Sin is a short word, comprised of three letters. But it holds so much if we let it... All week long I have heard those words "sin boldly", replayed the question in my mind as I attempt to fall asleep.
This entire week and all week before that really, I have walked around in a fog. I stopped blogging. I did exactly what I had recently vowed I was not going to do anymore. I wrapped myself in cloak of haze and let myself hide in it. Why? Because I don't want to think. I don't want to remember. I don't want to move forward, because it is painful. I stopped thoughts, because I didn't want to feel the pull that it would bring from my heart. It has been almost a year since my brother died and with it comes the urge to block it all out again.
But God gets through fog and haze has nothing on Jesus. And so, He met me where I was. He met me where I was so that I could see the question marks that I had been letting eat me from the inside.
Do I sin boldly?
That answer would have been no and I would have thought it should be. Sin boldly? Why would I want to sin boldly? And so I leaned in closer and I listened. "You sin boldly, because Jesus is bolder than sin." These words made sense, but not in real terms. And then there was a reference, a reference to a story that always brings me to my knees... the younger brother, the prodigal son. The inaudible intake of breathe, the invisible fingers tightening around my insides was all it took and the tears were pouring out, tears I had been forcing back all week long. This story has so much significance for me and usually without fail any mention of this story will leave me in tears, it has for years. But these tears were different. These tears held so much of what I have been working so hard to repress, because when this story was mentioned- in this particular sermon, in this particular context- I was confronted with all of the questions I have been refusing to acknowledge. The question prosed went something like this, "What if part of the reason the younger brother left in the first place was because his older brother wasn't contrite enough to share his own sins? What if the younger brother felt he could never live up to the expectations set by his older sibling and so he just didn't even care to try?"
And so in the middle of a sermon, on a Sunday, in the far corner of a sanctuary I broke open. All week long words have been bottling up and now, because another sleepless night can wait, they will bleed out. Cut open, bleeding black and white.
Was I contrite enough?
Did I do enough to help a dark situation?
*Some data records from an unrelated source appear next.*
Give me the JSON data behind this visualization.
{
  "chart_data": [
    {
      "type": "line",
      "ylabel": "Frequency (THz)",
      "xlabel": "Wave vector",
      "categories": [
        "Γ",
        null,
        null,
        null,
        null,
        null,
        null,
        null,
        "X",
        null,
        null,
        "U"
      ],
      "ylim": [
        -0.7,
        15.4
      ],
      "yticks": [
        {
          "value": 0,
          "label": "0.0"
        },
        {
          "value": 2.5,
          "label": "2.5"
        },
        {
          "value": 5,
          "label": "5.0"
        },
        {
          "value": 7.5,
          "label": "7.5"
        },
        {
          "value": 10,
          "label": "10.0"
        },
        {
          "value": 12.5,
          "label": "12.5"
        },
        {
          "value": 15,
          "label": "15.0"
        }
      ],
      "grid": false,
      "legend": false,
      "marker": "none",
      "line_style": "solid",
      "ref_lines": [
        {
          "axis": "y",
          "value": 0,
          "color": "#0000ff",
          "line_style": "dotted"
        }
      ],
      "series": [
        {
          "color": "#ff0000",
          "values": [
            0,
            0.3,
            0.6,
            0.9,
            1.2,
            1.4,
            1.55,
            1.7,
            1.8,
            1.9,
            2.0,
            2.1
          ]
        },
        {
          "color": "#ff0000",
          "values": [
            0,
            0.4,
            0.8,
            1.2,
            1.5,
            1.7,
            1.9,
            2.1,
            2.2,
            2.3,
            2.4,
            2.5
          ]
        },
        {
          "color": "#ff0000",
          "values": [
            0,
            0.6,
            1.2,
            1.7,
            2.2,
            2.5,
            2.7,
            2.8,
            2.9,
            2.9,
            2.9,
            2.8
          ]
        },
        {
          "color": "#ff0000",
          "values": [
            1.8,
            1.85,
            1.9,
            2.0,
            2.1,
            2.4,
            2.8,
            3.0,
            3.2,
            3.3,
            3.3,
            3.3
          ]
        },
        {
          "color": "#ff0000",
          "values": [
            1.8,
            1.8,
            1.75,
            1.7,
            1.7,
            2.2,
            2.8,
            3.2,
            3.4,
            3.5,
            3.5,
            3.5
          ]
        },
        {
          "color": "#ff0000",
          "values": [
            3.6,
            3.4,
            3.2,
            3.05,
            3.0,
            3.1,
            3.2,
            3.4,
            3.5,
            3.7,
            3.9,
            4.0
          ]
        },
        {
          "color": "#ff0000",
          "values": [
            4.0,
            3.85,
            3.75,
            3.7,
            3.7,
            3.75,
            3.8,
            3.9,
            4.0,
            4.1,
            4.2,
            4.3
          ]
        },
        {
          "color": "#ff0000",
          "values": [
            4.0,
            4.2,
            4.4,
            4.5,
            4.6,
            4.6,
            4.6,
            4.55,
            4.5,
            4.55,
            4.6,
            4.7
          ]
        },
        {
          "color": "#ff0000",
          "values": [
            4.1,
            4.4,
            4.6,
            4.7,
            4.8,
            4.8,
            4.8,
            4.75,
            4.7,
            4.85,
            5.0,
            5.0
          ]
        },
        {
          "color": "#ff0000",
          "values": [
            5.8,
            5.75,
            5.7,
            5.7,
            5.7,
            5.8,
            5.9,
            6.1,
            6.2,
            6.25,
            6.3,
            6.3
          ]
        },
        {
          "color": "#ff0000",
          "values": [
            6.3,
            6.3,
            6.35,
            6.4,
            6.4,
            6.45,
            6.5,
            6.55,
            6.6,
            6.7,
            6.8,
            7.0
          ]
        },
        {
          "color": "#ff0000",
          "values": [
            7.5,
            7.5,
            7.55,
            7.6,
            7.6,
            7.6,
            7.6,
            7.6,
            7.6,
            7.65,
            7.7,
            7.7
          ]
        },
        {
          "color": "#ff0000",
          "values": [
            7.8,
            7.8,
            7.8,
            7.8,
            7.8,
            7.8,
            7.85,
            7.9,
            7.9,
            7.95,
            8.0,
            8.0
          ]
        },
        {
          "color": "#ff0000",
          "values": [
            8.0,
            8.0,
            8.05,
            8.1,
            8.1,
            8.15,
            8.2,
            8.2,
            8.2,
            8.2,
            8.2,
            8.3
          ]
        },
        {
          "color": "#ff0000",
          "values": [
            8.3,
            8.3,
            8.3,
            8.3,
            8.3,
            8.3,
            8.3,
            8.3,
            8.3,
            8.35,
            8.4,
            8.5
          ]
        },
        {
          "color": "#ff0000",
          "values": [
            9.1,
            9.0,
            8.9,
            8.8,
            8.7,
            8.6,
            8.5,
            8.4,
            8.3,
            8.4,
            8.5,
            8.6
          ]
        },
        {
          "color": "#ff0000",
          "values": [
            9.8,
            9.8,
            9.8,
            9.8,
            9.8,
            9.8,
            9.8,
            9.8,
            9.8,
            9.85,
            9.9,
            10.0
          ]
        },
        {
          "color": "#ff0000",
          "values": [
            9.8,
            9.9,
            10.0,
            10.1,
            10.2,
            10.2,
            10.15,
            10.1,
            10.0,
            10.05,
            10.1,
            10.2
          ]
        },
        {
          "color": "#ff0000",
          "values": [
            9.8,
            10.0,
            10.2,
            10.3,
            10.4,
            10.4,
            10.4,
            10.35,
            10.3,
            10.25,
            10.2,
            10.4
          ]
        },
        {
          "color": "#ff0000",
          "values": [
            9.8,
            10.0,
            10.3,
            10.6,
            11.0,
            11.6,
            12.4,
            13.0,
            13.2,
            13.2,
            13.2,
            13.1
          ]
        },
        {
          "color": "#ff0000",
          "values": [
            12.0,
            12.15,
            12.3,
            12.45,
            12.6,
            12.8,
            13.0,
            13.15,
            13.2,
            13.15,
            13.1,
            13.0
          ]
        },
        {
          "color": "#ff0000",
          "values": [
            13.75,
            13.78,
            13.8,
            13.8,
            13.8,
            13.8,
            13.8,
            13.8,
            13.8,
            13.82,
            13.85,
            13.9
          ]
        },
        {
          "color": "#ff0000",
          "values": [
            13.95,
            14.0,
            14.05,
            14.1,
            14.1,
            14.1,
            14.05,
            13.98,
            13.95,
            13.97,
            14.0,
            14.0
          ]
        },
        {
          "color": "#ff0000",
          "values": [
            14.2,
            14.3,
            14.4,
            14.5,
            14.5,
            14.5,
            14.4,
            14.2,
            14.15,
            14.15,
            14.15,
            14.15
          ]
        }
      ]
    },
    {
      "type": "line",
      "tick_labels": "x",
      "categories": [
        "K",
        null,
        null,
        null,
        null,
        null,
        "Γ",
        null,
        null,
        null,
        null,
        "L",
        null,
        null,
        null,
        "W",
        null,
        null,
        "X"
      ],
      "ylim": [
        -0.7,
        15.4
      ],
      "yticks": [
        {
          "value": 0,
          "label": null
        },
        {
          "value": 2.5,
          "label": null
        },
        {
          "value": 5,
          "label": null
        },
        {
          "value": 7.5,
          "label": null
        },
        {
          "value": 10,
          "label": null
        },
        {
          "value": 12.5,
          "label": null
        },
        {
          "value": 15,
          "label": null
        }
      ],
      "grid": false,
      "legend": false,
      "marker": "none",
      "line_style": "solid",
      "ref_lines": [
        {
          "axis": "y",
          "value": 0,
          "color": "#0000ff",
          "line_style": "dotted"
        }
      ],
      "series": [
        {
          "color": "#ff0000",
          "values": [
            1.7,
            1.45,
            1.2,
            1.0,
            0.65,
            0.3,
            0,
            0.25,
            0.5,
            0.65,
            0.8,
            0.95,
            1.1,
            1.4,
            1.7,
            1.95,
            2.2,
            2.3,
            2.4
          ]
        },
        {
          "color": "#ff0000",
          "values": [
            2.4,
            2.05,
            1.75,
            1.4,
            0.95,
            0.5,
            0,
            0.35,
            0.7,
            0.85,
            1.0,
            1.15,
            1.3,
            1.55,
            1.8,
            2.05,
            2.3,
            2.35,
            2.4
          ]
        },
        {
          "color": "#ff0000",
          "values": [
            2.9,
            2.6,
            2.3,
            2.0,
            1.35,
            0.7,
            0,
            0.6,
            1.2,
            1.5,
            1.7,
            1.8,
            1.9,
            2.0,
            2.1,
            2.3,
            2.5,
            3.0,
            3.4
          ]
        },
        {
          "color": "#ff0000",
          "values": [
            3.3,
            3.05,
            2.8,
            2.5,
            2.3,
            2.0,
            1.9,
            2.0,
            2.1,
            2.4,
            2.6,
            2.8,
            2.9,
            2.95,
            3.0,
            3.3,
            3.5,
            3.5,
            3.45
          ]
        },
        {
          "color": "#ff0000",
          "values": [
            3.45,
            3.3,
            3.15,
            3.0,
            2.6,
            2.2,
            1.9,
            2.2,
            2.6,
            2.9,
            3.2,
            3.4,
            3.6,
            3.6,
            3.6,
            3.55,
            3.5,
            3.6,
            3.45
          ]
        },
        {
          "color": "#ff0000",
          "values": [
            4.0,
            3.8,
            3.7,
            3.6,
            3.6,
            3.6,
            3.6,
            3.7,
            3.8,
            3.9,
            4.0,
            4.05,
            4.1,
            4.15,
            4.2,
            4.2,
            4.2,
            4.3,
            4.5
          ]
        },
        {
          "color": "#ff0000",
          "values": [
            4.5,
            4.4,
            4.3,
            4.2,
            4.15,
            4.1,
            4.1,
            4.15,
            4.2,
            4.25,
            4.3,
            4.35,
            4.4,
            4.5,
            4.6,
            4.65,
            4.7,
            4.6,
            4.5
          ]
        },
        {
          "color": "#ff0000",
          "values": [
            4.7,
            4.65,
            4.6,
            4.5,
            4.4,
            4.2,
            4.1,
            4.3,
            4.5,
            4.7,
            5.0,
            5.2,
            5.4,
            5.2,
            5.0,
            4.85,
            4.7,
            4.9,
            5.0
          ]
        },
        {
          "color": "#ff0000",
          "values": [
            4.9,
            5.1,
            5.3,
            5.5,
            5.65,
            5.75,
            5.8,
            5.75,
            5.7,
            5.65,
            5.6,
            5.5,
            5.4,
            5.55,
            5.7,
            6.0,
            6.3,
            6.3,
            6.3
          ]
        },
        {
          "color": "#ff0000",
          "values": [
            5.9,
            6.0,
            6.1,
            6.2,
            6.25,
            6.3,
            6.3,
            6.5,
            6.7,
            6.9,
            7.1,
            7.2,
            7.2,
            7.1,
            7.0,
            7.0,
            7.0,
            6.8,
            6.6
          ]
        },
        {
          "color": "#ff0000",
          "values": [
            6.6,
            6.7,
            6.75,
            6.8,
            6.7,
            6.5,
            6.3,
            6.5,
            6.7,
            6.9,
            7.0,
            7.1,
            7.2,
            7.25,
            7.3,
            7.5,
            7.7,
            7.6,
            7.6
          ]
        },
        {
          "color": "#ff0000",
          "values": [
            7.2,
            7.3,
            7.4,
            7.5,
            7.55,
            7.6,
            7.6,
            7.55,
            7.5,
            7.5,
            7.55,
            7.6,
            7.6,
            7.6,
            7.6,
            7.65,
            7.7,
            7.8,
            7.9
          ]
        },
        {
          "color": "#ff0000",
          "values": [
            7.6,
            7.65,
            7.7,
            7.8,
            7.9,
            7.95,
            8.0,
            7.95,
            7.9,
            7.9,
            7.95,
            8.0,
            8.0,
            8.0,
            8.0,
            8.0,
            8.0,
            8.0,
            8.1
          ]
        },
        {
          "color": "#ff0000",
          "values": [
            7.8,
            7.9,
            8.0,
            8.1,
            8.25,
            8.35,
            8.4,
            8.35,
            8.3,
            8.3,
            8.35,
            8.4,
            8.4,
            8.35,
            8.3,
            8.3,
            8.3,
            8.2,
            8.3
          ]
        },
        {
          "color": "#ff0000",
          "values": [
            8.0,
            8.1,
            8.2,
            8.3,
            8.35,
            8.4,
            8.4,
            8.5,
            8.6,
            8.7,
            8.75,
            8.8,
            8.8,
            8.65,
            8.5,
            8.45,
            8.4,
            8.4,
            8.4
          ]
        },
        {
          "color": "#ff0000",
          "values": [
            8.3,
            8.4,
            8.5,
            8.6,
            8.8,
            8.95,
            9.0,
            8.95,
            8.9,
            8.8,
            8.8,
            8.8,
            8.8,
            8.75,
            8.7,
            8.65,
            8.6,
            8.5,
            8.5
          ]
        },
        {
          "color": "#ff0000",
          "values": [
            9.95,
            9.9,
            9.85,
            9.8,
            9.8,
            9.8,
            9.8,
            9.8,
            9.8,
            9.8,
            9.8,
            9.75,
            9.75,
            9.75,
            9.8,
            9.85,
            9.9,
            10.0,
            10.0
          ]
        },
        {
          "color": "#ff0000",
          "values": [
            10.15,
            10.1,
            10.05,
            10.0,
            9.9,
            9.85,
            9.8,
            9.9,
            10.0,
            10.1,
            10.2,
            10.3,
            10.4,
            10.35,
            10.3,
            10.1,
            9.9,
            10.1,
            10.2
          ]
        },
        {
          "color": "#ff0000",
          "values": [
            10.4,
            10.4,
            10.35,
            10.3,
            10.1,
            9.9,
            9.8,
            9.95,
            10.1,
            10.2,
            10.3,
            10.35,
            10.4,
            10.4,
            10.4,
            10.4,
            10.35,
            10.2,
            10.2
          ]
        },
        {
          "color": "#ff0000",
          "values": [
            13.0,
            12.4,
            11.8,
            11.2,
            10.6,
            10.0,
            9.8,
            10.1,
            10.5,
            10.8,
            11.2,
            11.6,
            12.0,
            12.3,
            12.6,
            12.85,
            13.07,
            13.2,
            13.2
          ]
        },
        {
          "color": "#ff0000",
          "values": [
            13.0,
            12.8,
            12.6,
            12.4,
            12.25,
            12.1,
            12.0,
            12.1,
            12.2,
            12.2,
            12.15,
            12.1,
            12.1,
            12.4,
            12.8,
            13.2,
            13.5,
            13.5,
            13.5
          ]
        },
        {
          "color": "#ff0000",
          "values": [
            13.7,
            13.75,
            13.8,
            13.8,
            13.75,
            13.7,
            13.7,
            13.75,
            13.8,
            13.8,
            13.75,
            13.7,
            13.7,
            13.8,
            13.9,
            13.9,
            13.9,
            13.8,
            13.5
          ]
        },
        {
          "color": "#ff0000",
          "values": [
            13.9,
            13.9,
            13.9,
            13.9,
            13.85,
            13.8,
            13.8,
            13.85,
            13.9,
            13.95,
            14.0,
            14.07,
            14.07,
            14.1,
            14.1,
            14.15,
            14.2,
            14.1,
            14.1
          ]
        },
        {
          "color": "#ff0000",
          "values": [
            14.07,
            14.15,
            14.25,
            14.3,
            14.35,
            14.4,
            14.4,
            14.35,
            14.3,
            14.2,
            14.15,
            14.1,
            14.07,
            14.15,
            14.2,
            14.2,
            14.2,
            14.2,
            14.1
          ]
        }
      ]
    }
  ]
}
Did my brother know that my heart could be just as sinful as his?
Did I share my story with him?
Did I share my sin?
I brought him to church, I encouraged him to come to reGroup. I did this checklist of things I thought might help him, but how did I do it? Did I say "come, you need this" or did I tell him how much I need it all too?I would like to think I did. I would like to think a part of me had gotten better, that I had learned to be more forgiving. I would like to think he remembered my apologizes more than he remembered the words I spewed at him in anger. But then I replay the number of my memories that include bitter undertones. I can't go back, I can't replay the picture. I can only hope that the things I shared with him before he died were enough for him to know just how badly I wanted him in those seats. I am grateful for the year we had before he died, I am grateful for the redemption our relationship had started to see, but I also know that I could have done more. Our stories are our own, but they are also there for the sake of others. Looking back, I wish I had shared more. Not on pen and paper, in my own private way, but out loud with him. I wish I hadn't waited until I had fully understood my own sin to share it with him, because it wasn't enough time.
I know that these things - these questions and the way I throw them at myself- are a processing step; a self-inflicted guilt pang that will probably heal with scar-tissue that can still be felt from underneath the skin. They are real; they are the questions that I have been pushing to the far corners of my mind because I didn't want to address them. Yet, they are what I need. I need them to be the reminder that my sin should be shared; shared boldly, so that I don't have to question if I could have shared more. Shared boldly so that maybe another "younger brother" doesn't feel the need to run so far away, so that maybe they will want to settle into a seat, that fills a room, that is filled with people who can help tell them of God's grace.
Sin is a short word, comprised of three letters. But it holds so much if we let it.
God is a short word too, but God will trump sin every time.
He doesn't need to hold any of it for us, He has already let it go.